A male law professor mentioned to me recently that in his experience, if you just do your work, and do it well, then your career will progress – rewards will flow. I was somewhat taken aback by this statement and pointed out that this certainly was not my own experience, and was unlikely to be the experience of many women in academia. Indeed, I suspect this is not the case in any profession.
It got me thinking about the makeup of Australian law schools. We currently have many women law deans around the country – though I do note that some are punching above their weight, holding the role of dean at a substantive position lower than professor. The law school is a feminised work force in many respects – women are highly visible in so many law schools. However I suspect that this is because women form the bulk of our casualised workforce, teaching sessionally.
I wondered though about the makeup of the professoriate. With so many women – and so many capable women – one might expect that there would be equality in the upper ranks of the law school. Let’s see if the numbers bear this out.
Method
I searched the websites of the Australian law schools to count the number of ‘permanent’ academic staff in each law school. This is a little harder than it sounds. But here are the parameters of my rough and ready search:
- I included all law schools that had a staff page – 36 in all.

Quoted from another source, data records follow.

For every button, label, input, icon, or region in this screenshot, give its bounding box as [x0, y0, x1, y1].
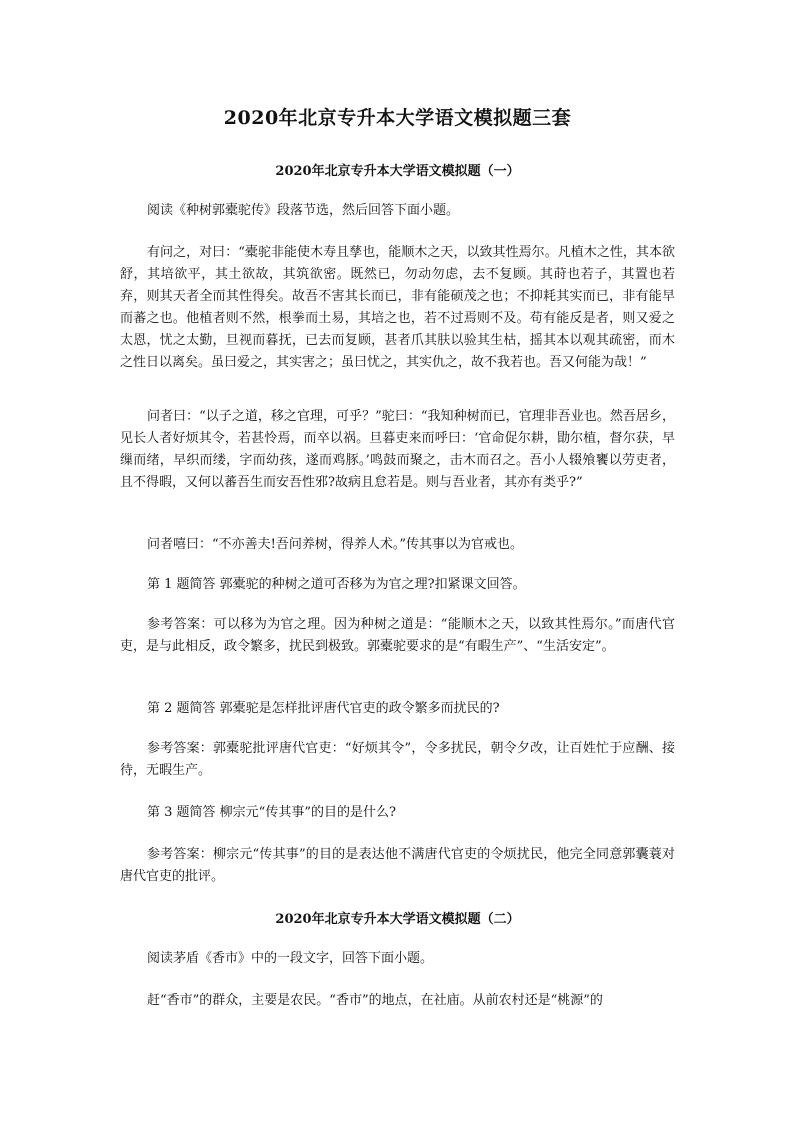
- answer-3: 参考答案：柳宗元“传其事”的目的是表达他不满唐代官吏的令烦扰民，他完全同意郭囊蓑对唐代官吏的批评。: [120, 847, 675, 884]
- section1-intro: 阅读《种树郭橐驼传》段落节选，然后回答下面小题。: [147, 203, 460, 218]
- question-1: 第 1 题简答 郭橐驼的种树之道可否移为为官之理?扣紧课文回答。: [147, 577, 526, 592]
- document-title: 2020年北京专升本大学语文模拟题三套: [223, 107, 572, 129]
- section-heading-2: 2020年北京专升本大学语文模拟题（二）: [275, 912, 520, 927]
- answer-1: 参考答案：可以移为为官之理。因为种树之道是：“能顺木之天，以致其性焉尔。”而唐代官吏，是与此相反，政令繁多，扰民到极致。郭橐驼要求的是“有暇生产”、“生活安定”。: [120, 617, 675, 654]
- passage-paragraph-3: 问者嘻曰：“不亦善夫!吾问养树，得养人术。”传其事以为官戒也。: [147, 537, 524, 552]
- section-heading-1: 2020年北京专升本大学语文模拟题（一）: [275, 164, 520, 179]
- passage-paragraph-2: 问者曰：“以子之道，移之官理，可乎？”驼曰：“我知种树而已，官理非吾业也。然吾居乡，见长人者好烦其令，若甚怜焉，而卒以祸。旦暮吏来而呼曰：‘官命促尔耕，勖尔植，督尔获，早缫而绪，早织而缕，字而幼孩，遂而鸡豚。’鸣鼓而聚之，击木而召之。吾小人辍飧饔以劳吏者，且不得暇，又何以蕃吾生而安吾性邪?故病且怠若是。则与吾业者，其亦有类乎?”: [120, 409, 675, 490]
- section2-intro: 阅读茅盾《香市》中的一段文字，回答下面小题。: [147, 951, 434, 966]
- passage-paragraph-4: 赶“香市”的群众，主要是农民。“香市”的地点，在社庙。从前农村还是“桃源”的: [147, 993, 603, 1008]
- question-3: 第 3 题简答 柳宗元“传其事”的目的是什么?: [147, 805, 396, 820]
- question-2: 第 2 题简答 郭橐驼是怎样批评唐代官吏的政令繁多而扰民的?: [147, 701, 500, 716]
- passage-paragraph-1: 有问之，对曰：“橐驼非能使木寿且孳也，能顺木之天，以致其性焉尔。凡植木之性，其本欲舒，其培欲平，其土欲故，其筑欲密。既然已，勿动勿虑，去不复顾。其莳也若子，其置也若弃，则其天者全而其性得矣。故吾不害其长而已，非有能硕茂之也；不抑耗其实而已，非有能早而蕃之也。他植者则不然，根拳而土易，其培之也，若不过焉则不及。苟有能反是者，则又爱之太恩，忧之太勤，旦视而暮抚，已去而复顾，甚者爪其肤以验其生枯，摇其本以观其疏密，而木之性日以离矣。虽曰爱之，其实害之；虽曰忧之，其实仇之，故不我若也。吾又何能为哉！”: [120, 245, 675, 370]
- answer-2: 参考答案：郭橐驼批评唐代官吏：“好烦其令”，令多扰民，朝令夕改，让百姓忙于应酬、接待，无暇生产。: [120, 741, 675, 778]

- I categorised staff from level A to E:
- A – associate lecturer or equivalent
- B – lecturer or equivalent
- C – senior lecturer or equivalent
- D – associate professor
- E – professor, including emeritus or distinguished professor
- I only included staff who appeared not to be sessional ie on fixed term contracts or permanent.
- Staff who were associate dean with no other designation, I nominated them as level D.
- For business and law schools, I included anyone designated simply ‘lecturer’ and ‘lecturer, law’, but excluded anyone designated as an academic in another discipline eg criminology or business.
- I did not include teaching only positions, or research only positions.
I worked out total men and total women in each law school. I calculated the male professors and female professors as a percentage of the total staff; and I calculated the proportion of women staff who were professors and the proportion of men staff who were professors, and noted the difference in percentage points between each figure: ie, whether there was a greater proportion of male professors than female professors, and what that difference was.
I acknowledge that the method has something to be desired, but it is intended only to gain a snapshot, an indication of the gender spread of academics within law schools.
Findings
I divided the law schools into three categories.
Green
Green law schools are those with a difference in the proportion of male to female professors that was less than 10 percentage points. Some of these were in the negative – the proportion of women academics who were professor was greater than the proportion of men academics who were professor. There were 15 in this category.
Orange
In the orange category were those law schools where the proportion of male academics who were professor exceeded the proportion of female academics who were professor, by between 10 and 20 percentage points. There were 7 in this category.
Red
This category represents those law schools where the proportion of male academics who are professor exceeds the proportion of female academics who are professor, by greater than 20 percentage points. Almost on par with the green category, there were 14 law schools in this range – although the range was far wider than that for green, with a spread of nearly 50 percentage points.
There is likely to be a wide range of reasons for the discrepancies between the proportion of male law academics who are professors, and female law academics who are professors. There is further analysis warranted also to distinguish between larger institutions and smaller ones, between newer institutions and more established institutions, and between regional and metropolitan institutions. It is also relevant to examine the pipeline of academics. (A preliminary view of this data shows for the most part, a ‘bulge’ of women academics at senior lecturer level – but that is for another time.)
It is, however, worth considering the effect of a maldistribution of higher ranking positions as between male and female academics, on the culture of a workplace. For law schools, this culture is relevant not only in terms of those who work there, but also for the message it sends to students about seniority and expertise, and possibly even about the operation of the law.
The real question is – what will universities, and law deans, do about this?